Sliding two more worksheets to Mr. Grow, the mentor said, “Why don’t you continue with five or six dice?”

Smiling, the student teacher picked up six dice and rolled. “Hey, this feels a lot like Yahtzee. What happens if a student rolls doubles or triples?”

“I guess we can leave it up to them if they’re playing with more dice. However, when they’re only rolling three or four, I’d probably suggest they roll again.”

Mr. Grow happily continued working on the six-dice page.

“Do you notice how playing games for comparing numbers is more fun than work?” Ms. Sneed asked.

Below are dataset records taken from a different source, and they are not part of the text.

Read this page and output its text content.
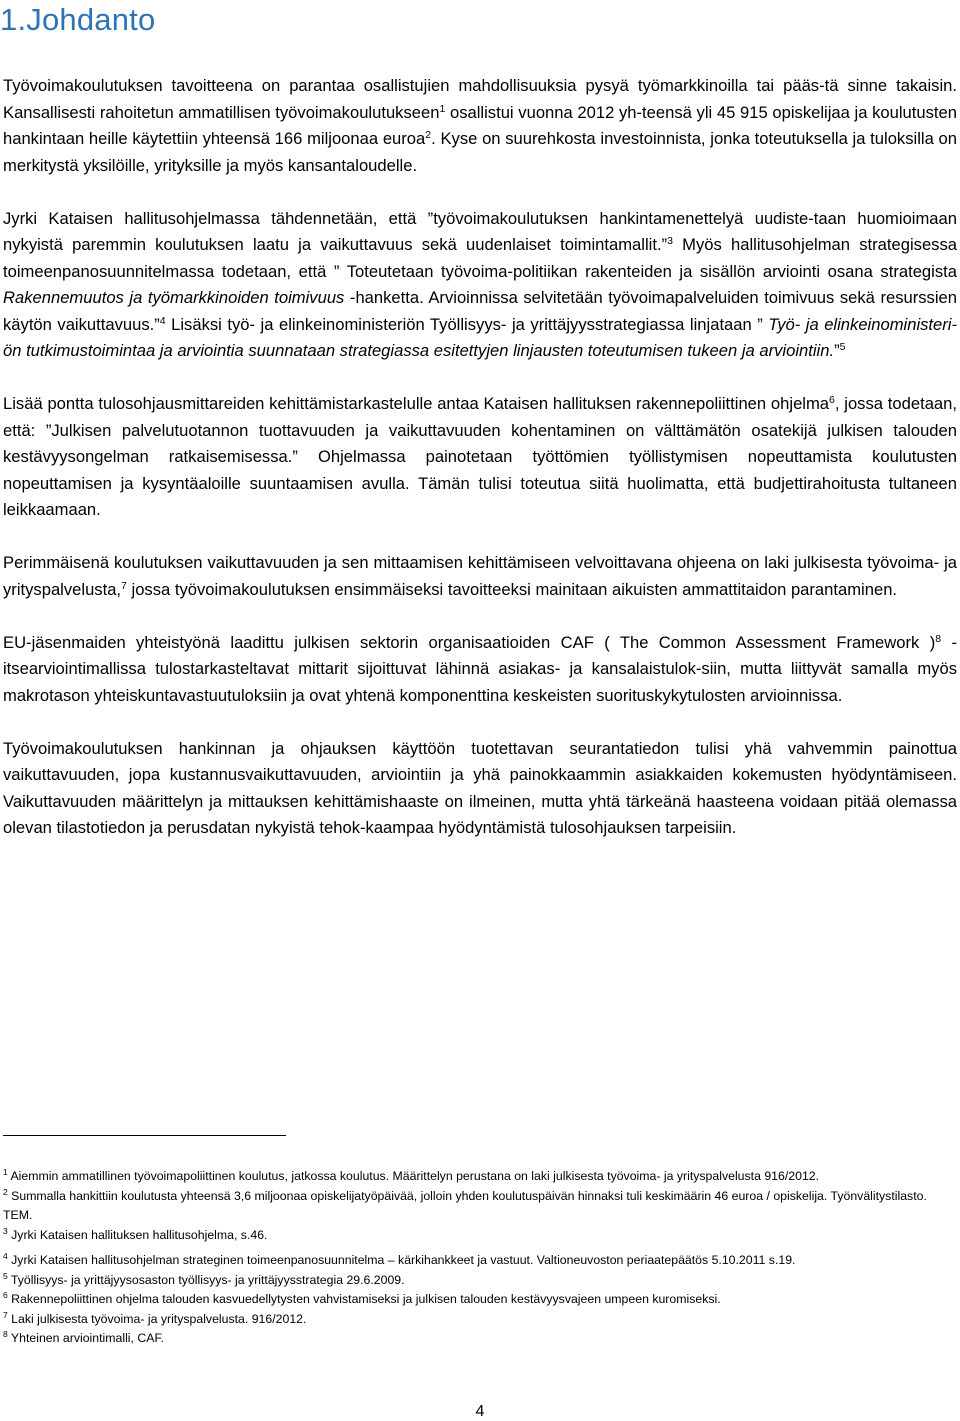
1.Johdanto

Työvoimakoulutuksen tavoitteena on parantaa osallistujien mahdollisuuksia pysyä työmarkkinoilla tai pääs-tä sinne takaisin. Kansallisesti rahoitetun ammatillisen työvoimakoulutukseen$^1$ osallistui vuonna 2012 yh-teensä yli 45 915 opiskelijaa ja koulutusten hankintaan heille käytettiin yhteensä 166 miljoonaa euroa$^2$. Kyse on suurehkosta investoinnista, jonka toteutuksella ja tuloksilla on merkitystä yksilöille, yrityksille ja myös kansantaloudelle.

Jyrki Kataisen hallitusohjelmassa tähdennetään, että ”työvoimakoulutuksen hankintamenettelyä uudiste-taan huomioimaan nykyistä paremmin koulutuksen laatu ja vaikuttavuus sekä uudenlaiset toimintamallit.”$^3$ Myös hallitusohjelman strategisessa toimeenpanosuunnitelmassa todetaan, että ” Toteutetaan työvoima-politiikan rakenteiden ja sisällön arviointi osana strategista Rakennemuutos ja työmarkkinoiden toimivuus -hanketta. Arvioinnissa selvitetään työvoimapalveluiden toimivuus sekä resurssien käytön vaikuttavuus.”$^4$ Lisäksi työ- ja elinkeinoministeriön Työllisyys- ja yrittäjyysstrategiassa linjataan ” Työ- ja elinkeinoministeri-ön tutkimustoimintaa ja arviointia suunnataan strategiassa esitettyjen linjausten toteutumisen tukeen ja arviointiin.”$^5$

Lisää pontta tulosohjausmittareiden kehittämistarkastelulle antaa Kataisen hallituksen rakennepoliittinen ohjelma$^6$, jossa todetaan, että: ”Julkisen palvelutuotannon tuottavuuden ja vaikuttavuuden kohentaminen on välttämätön osatekijä julkisen talouden kestävyysongelman ratkaisemisessa.” Ohjelmassa painotetaan työttömien työllistymisen nopeuttamista koulutusten nopeuttamisen ja kysyntäaloille suuntaamisen avulla. Tämän tulisi toteutua siitä huolimatta, että budjettirahoitusta tultaneen leikkaamaan.

Perimmäisenä koulutuksen vaikuttavuuden ja sen mittaamisen kehittämiseen velvoittavana ohjeena on laki julkisesta työvoima- ja yrityspalvelusta,$^7$ jossa työvoimakoulutuksen ensimmäiseksi tavoitteeksi mainitaan aikuisten ammattitaidon parantaminen.

EU-jäsenmaiden yhteistyönä laadittu julkisen sektorin organisaatioiden CAF ( The Common Assessment Framework )$^8$ -itsearviointimallissa tulostarkasteltavat mittarit sijoittuvat lähinnä asiakas- ja kansalaistulok-siin, mutta liittyvät samalla myös makrotason yhteiskuntavastuutuloksiin ja ovat yhtenä komponenttina keskeisten suorituskykytulosten arvioinnissa.

Työvoimakoulutuksen hankinnan ja ohjauksen käyttöön tuotettavan seurantatiedon tulisi yhä vahvemmin painottua vaikuttavuuden, jopa kustannusvaikuttavuuden, arviointiin ja yhä painokkaammin asiakkaiden kokemusten hyödyntämiseen. Vaikuttavuuden määrittelyn ja mittauksen kehittämishaaste on ilmeinen, mutta yhtä tärkeänä haasteena voidaan pitää olemassa olevan tilastotiedon ja perusdatan nykyistä tehok-kaampaa hyödyntämistä tulosohjauksen tarpeisiin.

$^1$ Aiemmin ammatillinen työvoimapoliittinen koulutus, jatkossa koulutus. Määrittelyn perustana on laki julkisesta työvoima- ja yrityspalvelusta 916/2012.

$^2$ Summalla hankittiin koulutusta yhteensä 3,6 miljoonaa opiskelijatyöpäivää, jolloin yhden koulutuspäivän hinnaksi tuli keskimäärin 46 euroa / opiskelija. Työnvälitystilasto. TEM.

$^3$ Jyrki Kataisen hallituksen hallitusohjelma, s.46.

$^4$ Jyrki Kataisen hallitusohjelman strateginen toimeenpanosuunnitelma – kärkihankkeet ja vastuut. Valtioneuvoston periaatepäätös 5.10.2011 s.19.

$^5$ Työllisyys- ja yrittäjyysosaston työllisyys- ja yrittäjyysstrategia 29.6.2009.

$^6$ Rakennepoliittinen ohjelma talouden kasvuedellytysten vahvistamiseksi ja julkisen talouden kestävyysvajeen umpeen kuromiseksi.

$^7$ Laki julkisesta työvoima- ja yrityspalvelusta. 916/2012.

$^8$ Yhteinen arviointimalli, CAF.

4
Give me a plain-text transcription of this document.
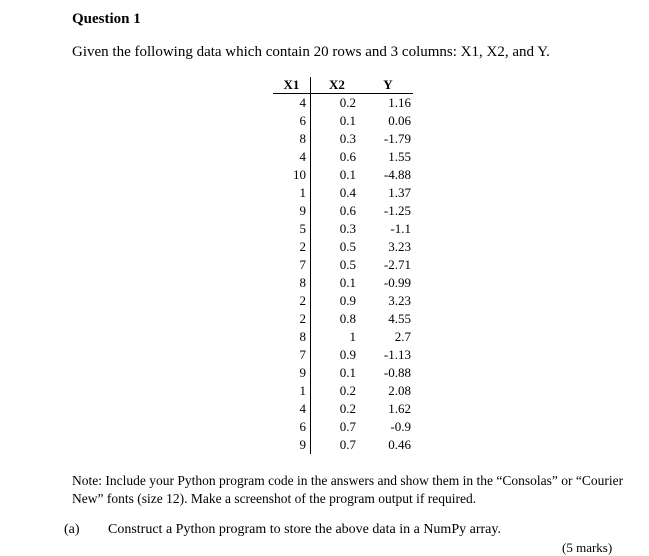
Question 1
Given the following data which contain 20 rows and 3 columns: X1, X2, and Y.
X1	X2	Y
4	0.2	1.16
6	0.1	0.06
8	0.3	-1.79
4	0.6	1.55
10	0.1	-4.88
1	0.4	1.37
9	0.6	-1.25
5	0.3	-1.1
2	0.5	3.23
7	0.5	-2.71
8	0.1	-0.99
2	0.9	3.23
2	0.8	4.55
8	1	2.7
7	0.9	-1.13
9	0.1	-0.88
1	0.2	2.08
4	0.2	1.62
6	0.7	-0.9
9	0.7	0.46
Note: Include your Python program code in the answers and show them in the “Consolas” or “Courier New” fonts (size 12). Make a screenshot of the program output if required.
(a) Construct a Python program to store the above data in a NumPy array.
(5 marks)
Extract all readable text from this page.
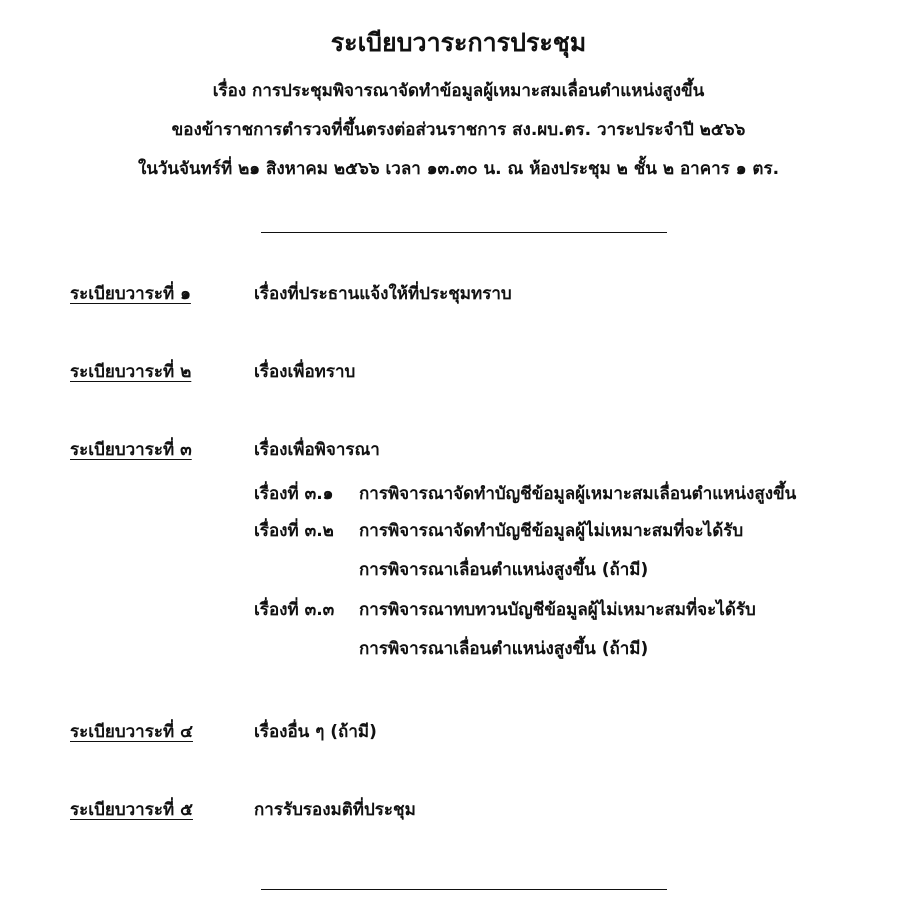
ระเบียบวาระการประชุม
เรื่อง การประชุมพิจารณาจัดทำข้อมูลผู้เหมาะสมเลื่อนตำแหน่งสูงขึ้น
ของข้าราชการตำรวจที่ขึ้นตรงต่อส่วนราชการ สง.ผบ.ตร. วาระประจำปี ๒๕๖๖
ในวันจันทร์ที่ ๒๑ สิงหาคม ๒๕๖๖ เวลา ๑๓.๓๐ น. ณ ห้องประชุม ๒ ชั้น ๒ อาคาร ๑ ตร.
ระเบียบวาระที่ ๑	เรื่องที่ประธานแจ้งให้ที่ประชุมทราบ
ระเบียบวาระที่ ๒	เรื่องเพื่อทราบ
ระเบียบวาระที่ ๓	เรื่องเพื่อพิจารณา
เรื่องที่ ๓.๑ การพิจารณาจัดทำบัญชีข้อมูลผู้เหมาะสมเลื่อนตำแหน่งสูงขึ้น
เรื่องที่ ๓.๒ การพิจารณาจัดทำบัญชีข้อมูลผู้ไม่เหมาะสมที่จะได้รับ
การพิจารณาเลื่อนตำแหน่งสูงขึ้น (ถ้ามี)
เรื่องที่ ๓.๓ การพิจารณาทบทวนบัญชีข้อมูลผู้ไม่เหมาะสมที่จะได้รับ
การพิจารณาเลื่อนตำแหน่งสูงขึ้น (ถ้ามี)
ระเบียบวาระที่ ๔	เรื่องอื่น ๆ (ถ้ามี)
ระเบียบวาระที่ ๕	การรับรองมติที่ประชุม
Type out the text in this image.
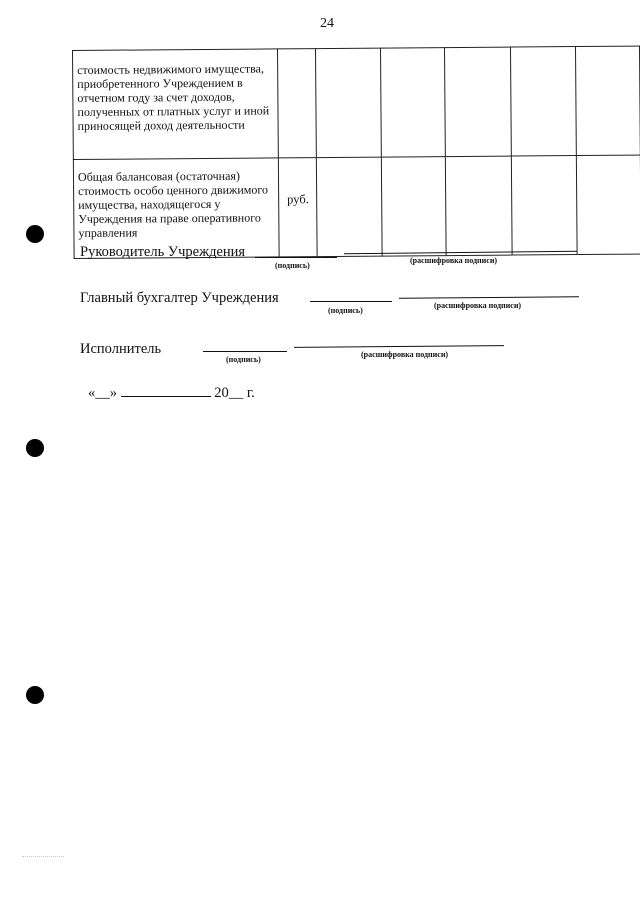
24
стоимость недвижимого имущества, приобретенного Учреждением в отчетном году за счет доходов, полученных от платных услуг и иной приносящей доход деятельности						
Общая балансовая (остаточная) стоимость особо ценного движимого имущества, находящегося у Учреждения на праве оперативного управления	руб.					
Руководитель Учреждения
(подпись)
(расшифровка подписи)
Главный бухгалтер Учреждения
(подпись)
(расшифровка подписи)
Исполнитель
(подпись)
(расшифровка подписи)
«__»	20__ г.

“Sure do! The kids will love this!”

For more advanced players, these games for comparing numbers extend to five or six dice.

No Dice? No Problem!

As Mr. Grow finished playing, he looked at Ms. Sneed. “We have 24 students in our math class. If each gets six dice, how many will we need? Do you even have that many dice?”

“No worries. The set of games for comparing numbers comes with a page of reproducible dice cards. We can use those – or let them roll in groups and complete the pages individually.”

No dice? No problem! These games for comparing numbers come with reproducible dice cards as well.

After the Fun and Games

Finally, Ms. Sneed pulled out a worksheet. “After playing games for comparing numbers, we can use this to make sure everyone is on track.”

After all the games for comparing numbers, kids complete traditional worksheets.

Enjoy Teaching Place Value

“And that’s a wrap,” Mr. Grow said. He looked at his lesson plans with a smile. “First, I will teach kids about the value of each digit in a number. With the help of Beyoncé, they’ll know that everything’s ten times in the place to the left. Second, we’ll work on reading big numbers out loud. Third, kids will write them in standard form and words. Then it’s on to expanded form. We’ll take it nice and easy on rounding – since it’s a tough topic. And finishing it up, the kids will use games for comparing numbers. I’m ready!”